A solid sphere of mass 0⋅50 kg is kept on a horizontal surface. The coefficient of static friction between the surfaces in contact is 2/7. What maximum force can be applied at the highest point in the horizontal direction so that the sphere does not slip on the surface?

Answer 1

Let α be the angular acceleration produced in the sphere.

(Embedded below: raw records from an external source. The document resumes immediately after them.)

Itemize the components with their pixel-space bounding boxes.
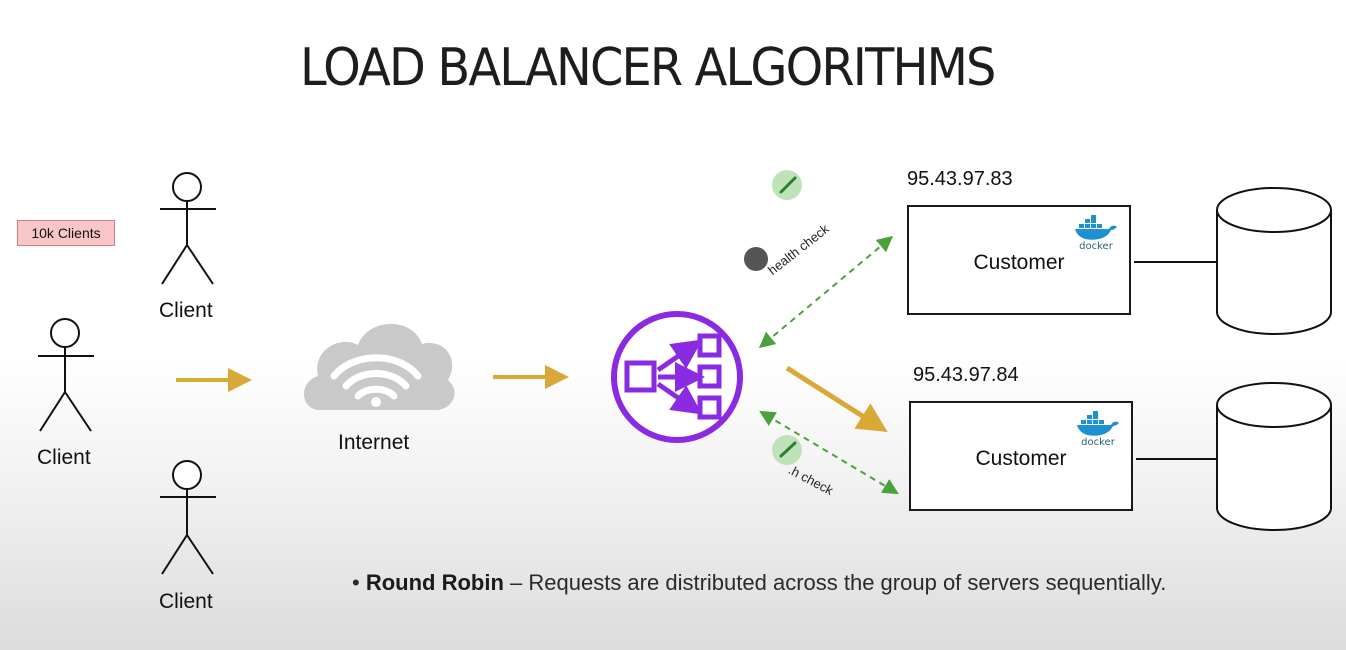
client-bottom-label: Client xyxy=(159,590,213,613)
bullet-dot: • xyxy=(352,570,366,595)
algorithm-bullet: • Round Robin – Requests are distributed… xyxy=(352,570,1166,596)
client-bottom-stick-figure-icon xyxy=(160,460,216,575)
check-dot-icon-top xyxy=(772,170,802,200)
server-1-box: Customer docker xyxy=(907,205,1131,315)
client-middle-stick-figure-icon xyxy=(38,318,94,432)
client-top-stick-figure-icon xyxy=(160,172,216,285)
server-2-logo-text: docker xyxy=(1081,437,1115,448)
docker-whale-icon: docker xyxy=(1075,411,1121,451)
diagram-canvas xyxy=(38,170,1332,575)
database-cylinder-icon-2 xyxy=(1216,382,1332,531)
database-cylinder-icon-1 xyxy=(1216,187,1332,335)
server-2-box: Customer docker xyxy=(909,401,1133,511)
arrow-lb-to-server-2 xyxy=(785,365,888,433)
server-2-ip: 95.43.97.84 xyxy=(913,364,1019,386)
client-top-label: Client xyxy=(159,299,213,322)
server-1-logo-text: docker xyxy=(1079,241,1113,252)
client-middle-label: Client xyxy=(37,446,91,469)
cursor-pointer-icon xyxy=(744,247,768,271)
bullet-term: Round Robin xyxy=(365,570,504,595)
bullet-description: Requests are distributed across the grou… xyxy=(528,570,1167,595)
check-dot-icon-bottom xyxy=(772,435,802,465)
cloud-wifi-icon xyxy=(303,323,455,411)
bullet-dash: – xyxy=(503,570,529,595)
docker-whale-icon: docker xyxy=(1073,215,1119,255)
server-1-ip: 95.43.97.83 xyxy=(907,168,1013,190)
internet-label: Internet xyxy=(338,431,410,454)
load-balancer-icon xyxy=(611,311,743,443)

Rotational equation of motion,
$F\times R-f_r\times R=I\alpha$
$\Rightarrow F=\frac{2}{5}mR\alpha +\mu mg...\left(1\right)$

Translational equation of motion,
$$\begin{gathered} F=ma-\mu mg \\ \Rightarrow a=\frac{\left(F+\mu mg\right)}{m} \end{gathered}$$
For pure rolling, we have:
$\alpha =\frac{a}{R}$
$\Rightarrow \alpha =\frac{\left(F+\mu mg\right)}{mR}$

Putting the value of $\alpha$ in equation (1), we get:

$$\begin{gathered} F=\frac{2}{5}\frac{mR\left(F+\mu mg\right)}{mR}+\mu mg \\ \Rightarrow F=\frac{2}{5}\left(F+\mu mg\right)\mu mg \\ \Rightarrow F=\frac{2}{5}F+\left(\frac{2}{5}\times \frac{2}{7}\times 0.5\times 10\right)+\left(\frac{2}{7}\times 0.5\times 10\right) \\ \Rightarrow \frac{3F}{5}=\frac{4}{7}+\frac{10}{7}=2 \\ \Rightarrow F=\frac{5\times 2}{3}=\frac{10}{3}=3.3\mathrm{N} \end{gathered}$$